Auf der Münchner Sicherheitskonferenz prallten zwei radikal unterschiedliche Ordnungsvorstellungen aufeinander. Dieser Moment könnte in die Geschichtsbücher eingehen als das endgültige Ende der liberalen Weltordnung – ein Punkt, an dem die Erosion der liberalen Hegemonie auch innerhalb der westlichen Demokratien nicht länger zu übersehen war.
Im Kern hatte J.D. Vance, der amerikanische Vizepräsident, zwei Botschaften für die Europäer. Erstens, die USA unterziehen ihr Regierungssystem einem radikalen Umbau – und sie erwarten dasselbe von ihren europäischen Verbündeten. Zweitens, bleibt dieser Wandel in Europa aus, bricht das gemeinsame Wertefundament der transatlantischen Partnerschaft weg – und mit ihm die amerikanische Sicherheitsgarantie.
Die europäischen Reaktionen waren aufschlussreich. Erstaunlich viele Kommentatoren erfassten nicht, wie epochal die Botschaft des Amerikaners war, und werteten sie als unverschämte Einmischung in europäische Angelegenheiten – vorgetragen von einem Mitglied der Trump-Regierung, die als „rechts“ und damit als „böse“ gilt. Böse Zungen könnten einwenden, dass dies ignoriert, dass aus Sicht des Imperators die Angelegenheiten der Vasallen innere Angelegenheiten sind. So bezeichnete Trump den Premierminister des souveränen Staates Kanada, Justin Trudeau, als „Gouverneur“ – wie den Statthalter einer amerikanischen Provinz.
Klügere Beobachter erkannten hingegen, dass es sich nicht um ein Gespräch unter gleichberechtigten Partnern handelte, sondern um die ultimative Drohung eines Schutzpatrons: Entweder Europa folgt dem vorgegebenen Kurs, oder es steht künftig schutzlos russischen Aggressionen gegenüber. Einige spekulierten sogar, ob die USA nicht bewusst die Zerschlagung der Europäischen Union anstreben, um es amerikanischen Oligarchen zu erleichtern, die europäischen Zwergstaaten einzeln unter Druck zu setzen.

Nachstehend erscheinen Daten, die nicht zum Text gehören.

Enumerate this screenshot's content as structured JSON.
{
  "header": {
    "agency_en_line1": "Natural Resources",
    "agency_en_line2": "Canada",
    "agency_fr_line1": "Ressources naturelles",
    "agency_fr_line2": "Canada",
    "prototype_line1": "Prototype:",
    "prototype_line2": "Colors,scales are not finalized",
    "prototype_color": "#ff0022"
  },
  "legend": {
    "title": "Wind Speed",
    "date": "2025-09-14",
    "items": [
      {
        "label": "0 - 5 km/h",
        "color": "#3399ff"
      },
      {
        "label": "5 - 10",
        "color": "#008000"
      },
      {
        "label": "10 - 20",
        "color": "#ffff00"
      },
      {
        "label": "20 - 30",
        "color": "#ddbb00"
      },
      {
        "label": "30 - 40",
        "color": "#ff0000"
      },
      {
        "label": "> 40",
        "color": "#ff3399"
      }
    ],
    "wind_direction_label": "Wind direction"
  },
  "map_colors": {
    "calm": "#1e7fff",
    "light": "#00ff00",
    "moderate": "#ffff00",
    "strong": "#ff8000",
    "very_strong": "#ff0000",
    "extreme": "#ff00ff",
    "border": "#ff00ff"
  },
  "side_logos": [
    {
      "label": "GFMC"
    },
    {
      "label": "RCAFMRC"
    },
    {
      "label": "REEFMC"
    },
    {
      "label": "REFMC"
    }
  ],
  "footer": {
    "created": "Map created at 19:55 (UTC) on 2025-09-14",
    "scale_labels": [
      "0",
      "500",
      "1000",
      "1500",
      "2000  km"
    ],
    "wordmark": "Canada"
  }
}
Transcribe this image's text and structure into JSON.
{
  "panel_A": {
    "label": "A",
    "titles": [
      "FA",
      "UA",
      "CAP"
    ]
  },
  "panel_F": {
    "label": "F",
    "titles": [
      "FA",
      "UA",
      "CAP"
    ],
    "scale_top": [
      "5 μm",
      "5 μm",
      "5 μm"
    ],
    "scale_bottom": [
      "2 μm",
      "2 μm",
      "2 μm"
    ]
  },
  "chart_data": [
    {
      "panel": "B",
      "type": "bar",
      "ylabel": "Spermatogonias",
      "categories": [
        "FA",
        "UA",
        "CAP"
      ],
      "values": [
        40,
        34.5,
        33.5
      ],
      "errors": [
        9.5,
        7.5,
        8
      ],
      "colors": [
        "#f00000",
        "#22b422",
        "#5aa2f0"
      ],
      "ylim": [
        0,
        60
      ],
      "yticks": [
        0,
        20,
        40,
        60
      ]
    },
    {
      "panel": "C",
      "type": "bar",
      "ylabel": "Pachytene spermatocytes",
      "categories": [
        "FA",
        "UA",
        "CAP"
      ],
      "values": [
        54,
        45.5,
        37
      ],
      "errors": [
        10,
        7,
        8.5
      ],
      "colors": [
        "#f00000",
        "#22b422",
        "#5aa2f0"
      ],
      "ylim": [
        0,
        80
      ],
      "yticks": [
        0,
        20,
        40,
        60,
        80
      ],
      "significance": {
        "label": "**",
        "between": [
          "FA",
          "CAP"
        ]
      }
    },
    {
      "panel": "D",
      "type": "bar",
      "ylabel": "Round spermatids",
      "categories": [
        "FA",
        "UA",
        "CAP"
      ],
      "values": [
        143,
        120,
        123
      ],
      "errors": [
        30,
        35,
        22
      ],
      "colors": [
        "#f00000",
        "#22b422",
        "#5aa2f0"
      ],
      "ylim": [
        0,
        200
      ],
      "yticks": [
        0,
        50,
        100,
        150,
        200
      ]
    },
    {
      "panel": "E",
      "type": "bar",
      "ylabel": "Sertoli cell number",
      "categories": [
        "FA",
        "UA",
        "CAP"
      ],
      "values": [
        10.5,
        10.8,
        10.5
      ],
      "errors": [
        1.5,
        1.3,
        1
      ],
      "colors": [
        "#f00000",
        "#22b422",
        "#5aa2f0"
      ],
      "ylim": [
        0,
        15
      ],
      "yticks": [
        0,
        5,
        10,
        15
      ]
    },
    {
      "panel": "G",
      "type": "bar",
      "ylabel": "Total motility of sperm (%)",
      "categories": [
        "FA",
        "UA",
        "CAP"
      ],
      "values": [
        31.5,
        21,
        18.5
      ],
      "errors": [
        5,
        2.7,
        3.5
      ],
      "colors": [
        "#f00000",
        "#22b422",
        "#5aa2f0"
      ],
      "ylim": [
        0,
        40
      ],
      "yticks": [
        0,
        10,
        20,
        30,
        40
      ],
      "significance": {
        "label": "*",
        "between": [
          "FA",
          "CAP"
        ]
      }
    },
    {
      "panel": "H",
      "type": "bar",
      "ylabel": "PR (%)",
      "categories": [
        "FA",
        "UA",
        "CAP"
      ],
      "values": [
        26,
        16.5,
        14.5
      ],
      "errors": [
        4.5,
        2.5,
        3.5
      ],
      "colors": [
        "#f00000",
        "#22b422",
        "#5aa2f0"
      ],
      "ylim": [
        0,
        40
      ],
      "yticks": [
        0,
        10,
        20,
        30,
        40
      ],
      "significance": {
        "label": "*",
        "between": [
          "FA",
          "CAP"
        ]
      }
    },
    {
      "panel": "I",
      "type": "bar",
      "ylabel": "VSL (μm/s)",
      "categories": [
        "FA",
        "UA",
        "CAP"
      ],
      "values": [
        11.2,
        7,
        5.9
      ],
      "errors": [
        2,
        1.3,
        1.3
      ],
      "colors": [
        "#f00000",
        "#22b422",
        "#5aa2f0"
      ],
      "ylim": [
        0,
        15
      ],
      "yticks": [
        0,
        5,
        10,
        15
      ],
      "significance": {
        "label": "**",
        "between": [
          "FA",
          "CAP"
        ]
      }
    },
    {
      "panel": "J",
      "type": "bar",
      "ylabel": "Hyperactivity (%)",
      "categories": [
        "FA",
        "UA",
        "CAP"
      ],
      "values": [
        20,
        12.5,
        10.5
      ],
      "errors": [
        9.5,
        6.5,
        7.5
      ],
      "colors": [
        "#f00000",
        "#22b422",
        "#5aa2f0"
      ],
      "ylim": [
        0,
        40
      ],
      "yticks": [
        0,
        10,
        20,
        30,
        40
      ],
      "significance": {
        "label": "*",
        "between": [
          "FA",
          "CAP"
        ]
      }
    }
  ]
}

Die Europäer müssen künftig die Hauptlast der konventionellen Sicherung ihres Kontinents selbst tragen.
Der geopolitischen Lesart ist wenig hinzuzufügen. Tatsächlich stellen die USA das transatlantische Bündnis, das über 80 Jahre eine zentrale Säule der (west-)europäischen Sicherheitsarchitektur war, offen infrage. Selbst wenn dieses Bündnis erneuert wird – und die Zweifel daran sind an sich schon genug, um die Abschreckungsfähigkeit gegenüber äußeren Gegnern zu erschüttern –, bleibt der Preis hoch: Die Europäer müssen künftig die Hauptlast der konventionellen (und möglicherweise nuklearen) Sicherung ihres Kontinents selbst tragen. Amerika wird sich vollständig auf den Hegemoniekonflikt mit China konzentrieren.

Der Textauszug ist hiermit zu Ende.